HANNIBAL — For as long as she can remember, Katie Goldstein has been drawn to help people. Even in high school, the St. Louis native found ways to minister, especially among the homeless.

Though the school’s human services degree enticed her to enroll at Hannibal-LaGrange College, she wasn’t exactly thrilled at the ministry option that dropped in her lap as a freshman — singing and visiting at a local senior care facility.

The ministry had just begun as part of HLG’s Jerusalem Project, a concerted effort through the missions department that concentrates on community or “Jerusalem” ministries and recruits students to participate in them.

Katie Goldstein visits with a care facility resident on a recent Friday. She helped organize weekly visits to two nursing homes and an Alzheimer's care wing as a Hannibal-LaGrange College Jerusalem Project. Goldstein began the ministry as a freshman. Now the junior student is beginning to look for someone to take her place as she looks to her senior year. (Photo by Tom Hufty)

Community institutions and organizations often call the Jerusalem Project to request assistance. Beth Haven Nursing Home had asked for students to sing to and visit with residents.

The senior student who had agreed to head the nursing home ministry approached Goldstein to consider stepping in before the student graduated. Goldstein hesitated since she had never dealt with senior adults.

But she agreed to try. She found a friend with music skills and recruited others to assist them. Her ministry debut seemed destined to end before it started, though. The students were to begin at Beth Haven at 10 a.m. on a Friday, but by 9:30 that morning everyone except her friend had backed out. “One person overheard our plight and said she would come,” Goldstein said.

Beth Haven asked them to return the following Friday. “We weren’t very good, so I’m not sure why they kept asking us back,” she laughed.

That first year was tough, Katie admitted.
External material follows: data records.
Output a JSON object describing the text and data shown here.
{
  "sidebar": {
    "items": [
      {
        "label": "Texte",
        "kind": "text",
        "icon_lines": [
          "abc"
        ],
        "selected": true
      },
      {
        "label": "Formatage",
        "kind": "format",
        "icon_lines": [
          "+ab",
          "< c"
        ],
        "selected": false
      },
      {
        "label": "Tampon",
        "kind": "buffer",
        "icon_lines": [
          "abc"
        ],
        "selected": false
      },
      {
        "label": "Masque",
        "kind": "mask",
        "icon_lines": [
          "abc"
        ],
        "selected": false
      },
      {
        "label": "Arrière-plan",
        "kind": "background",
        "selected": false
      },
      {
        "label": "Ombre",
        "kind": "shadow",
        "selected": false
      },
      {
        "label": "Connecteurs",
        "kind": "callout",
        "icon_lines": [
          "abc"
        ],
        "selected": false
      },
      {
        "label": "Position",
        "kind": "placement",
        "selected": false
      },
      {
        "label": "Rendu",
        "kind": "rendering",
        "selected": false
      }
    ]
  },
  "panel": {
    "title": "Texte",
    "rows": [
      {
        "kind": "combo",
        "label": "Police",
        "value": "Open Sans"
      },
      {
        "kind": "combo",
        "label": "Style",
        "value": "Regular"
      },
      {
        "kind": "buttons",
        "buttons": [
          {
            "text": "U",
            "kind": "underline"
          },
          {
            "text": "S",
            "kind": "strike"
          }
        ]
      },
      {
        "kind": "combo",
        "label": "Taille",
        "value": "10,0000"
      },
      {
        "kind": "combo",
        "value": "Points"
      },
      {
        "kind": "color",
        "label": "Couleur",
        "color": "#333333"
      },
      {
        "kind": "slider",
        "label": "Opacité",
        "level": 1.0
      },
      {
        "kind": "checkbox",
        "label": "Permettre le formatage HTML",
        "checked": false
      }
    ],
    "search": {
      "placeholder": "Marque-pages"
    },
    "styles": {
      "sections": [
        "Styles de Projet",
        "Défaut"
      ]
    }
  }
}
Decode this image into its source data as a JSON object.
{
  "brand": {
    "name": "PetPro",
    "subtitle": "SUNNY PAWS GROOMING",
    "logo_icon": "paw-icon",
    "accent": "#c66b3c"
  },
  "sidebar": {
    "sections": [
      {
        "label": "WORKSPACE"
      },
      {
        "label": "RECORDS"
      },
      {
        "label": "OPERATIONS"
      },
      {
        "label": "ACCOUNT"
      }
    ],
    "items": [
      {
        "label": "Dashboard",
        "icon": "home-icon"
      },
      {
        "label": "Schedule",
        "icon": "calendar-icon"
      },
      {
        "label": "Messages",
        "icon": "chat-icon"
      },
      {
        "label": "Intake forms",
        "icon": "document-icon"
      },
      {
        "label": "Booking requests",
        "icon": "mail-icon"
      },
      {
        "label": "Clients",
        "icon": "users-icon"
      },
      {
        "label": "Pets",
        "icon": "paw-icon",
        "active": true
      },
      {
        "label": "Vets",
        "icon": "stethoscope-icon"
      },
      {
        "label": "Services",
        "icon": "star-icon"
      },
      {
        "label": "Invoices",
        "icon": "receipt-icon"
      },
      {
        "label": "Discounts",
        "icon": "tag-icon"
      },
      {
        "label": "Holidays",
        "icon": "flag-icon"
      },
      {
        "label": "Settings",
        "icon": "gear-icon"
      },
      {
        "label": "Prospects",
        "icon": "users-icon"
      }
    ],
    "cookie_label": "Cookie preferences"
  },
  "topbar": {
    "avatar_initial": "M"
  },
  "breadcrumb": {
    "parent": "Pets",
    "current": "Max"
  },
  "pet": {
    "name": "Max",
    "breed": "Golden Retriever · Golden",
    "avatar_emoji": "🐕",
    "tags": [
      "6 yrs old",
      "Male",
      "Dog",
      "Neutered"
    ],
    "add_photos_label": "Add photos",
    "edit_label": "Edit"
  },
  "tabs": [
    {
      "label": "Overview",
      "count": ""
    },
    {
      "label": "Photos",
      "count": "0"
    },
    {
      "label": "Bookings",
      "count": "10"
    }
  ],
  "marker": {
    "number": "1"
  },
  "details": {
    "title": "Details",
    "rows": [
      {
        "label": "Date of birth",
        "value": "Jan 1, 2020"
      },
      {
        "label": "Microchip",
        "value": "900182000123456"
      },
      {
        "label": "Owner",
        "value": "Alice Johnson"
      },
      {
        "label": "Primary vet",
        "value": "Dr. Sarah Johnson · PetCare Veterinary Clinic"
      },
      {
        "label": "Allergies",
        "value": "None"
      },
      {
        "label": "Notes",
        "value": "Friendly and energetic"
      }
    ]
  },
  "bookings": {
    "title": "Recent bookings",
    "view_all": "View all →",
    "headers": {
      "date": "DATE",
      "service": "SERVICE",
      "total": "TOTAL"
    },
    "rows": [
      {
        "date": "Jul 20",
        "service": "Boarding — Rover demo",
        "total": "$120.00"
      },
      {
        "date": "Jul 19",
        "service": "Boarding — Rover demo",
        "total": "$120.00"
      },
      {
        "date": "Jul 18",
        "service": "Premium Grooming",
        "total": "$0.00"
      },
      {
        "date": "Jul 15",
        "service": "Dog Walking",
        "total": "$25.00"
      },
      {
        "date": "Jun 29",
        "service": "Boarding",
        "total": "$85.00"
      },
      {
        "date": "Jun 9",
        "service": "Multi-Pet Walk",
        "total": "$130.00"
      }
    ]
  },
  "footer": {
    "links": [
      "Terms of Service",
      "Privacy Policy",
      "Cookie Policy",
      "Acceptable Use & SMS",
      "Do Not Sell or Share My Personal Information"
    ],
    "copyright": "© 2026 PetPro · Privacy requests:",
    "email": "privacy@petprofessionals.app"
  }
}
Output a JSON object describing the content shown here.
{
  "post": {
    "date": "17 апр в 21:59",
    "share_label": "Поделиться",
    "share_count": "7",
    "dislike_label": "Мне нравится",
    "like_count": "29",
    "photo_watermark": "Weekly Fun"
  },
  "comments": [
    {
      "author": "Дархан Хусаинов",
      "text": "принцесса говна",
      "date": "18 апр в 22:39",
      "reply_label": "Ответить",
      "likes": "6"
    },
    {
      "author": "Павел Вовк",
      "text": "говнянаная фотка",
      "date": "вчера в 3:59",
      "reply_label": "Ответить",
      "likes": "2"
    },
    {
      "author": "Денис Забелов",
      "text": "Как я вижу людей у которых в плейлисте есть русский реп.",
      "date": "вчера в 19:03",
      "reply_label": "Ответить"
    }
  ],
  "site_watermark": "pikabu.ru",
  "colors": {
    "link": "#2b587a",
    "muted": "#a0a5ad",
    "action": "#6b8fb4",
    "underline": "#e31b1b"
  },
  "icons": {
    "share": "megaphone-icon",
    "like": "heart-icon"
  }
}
When pressed, she still can’t explain why she stuck with the ministry. “We really got discouraged because others weren’t interested in helping,” she said. “Often everyone we recruited would back down at the last minute…. But God always provided.”

Bottom line — the ministry was and continues to be a God-thing, she said. The Lord began to show Goldstein why she needed to continue to participate.

“Last year another student really got caught up in it. We got better musically, and we started seeing what a difference the ministry made in their [residents’] lives,” she said.

The young women made hundreds of cards for Valentine’s Day in 2009, a gesture that touched the men and women they visited. “We could see that God was working in the ministry, and that seemed to give us a passion,” she said.

The students’ hearts were stirred enough to take on a second facility — Lutheran Manor — and the Alzheimer’s wing at Beth Haven, called Beth Haven Gardens. The ministry has grown from every other week to twice each Friday.

Goldstein and her recruits minister at Beth Haven every Friday, singing from 10 a.m. until about 10:25 a.m. and visiting until 10:45 or 10:50 a.m. to make sure they get back to campus in time for their 11 a.m. classes. Then at 2 p.m., they alternate Fridays between Lutheran Manor and Beth Haven Gardens.

“I have to admit that I was not too excited from the beginning…but God has used it to bless my life…. It brings so much joy to them and to us,” Katie said. “It is the highlight of our week…. I’m so thankful God has allowed me to participate.”

And that passion keeps the junior on the lookout for someone to train to step in next year. She already assigns responsibilities to freshmen. “I’m praying for someone to take my place,” she said. “I don’t want [the ministry] to end because I know how important it is and how it makes a difference in their lives.”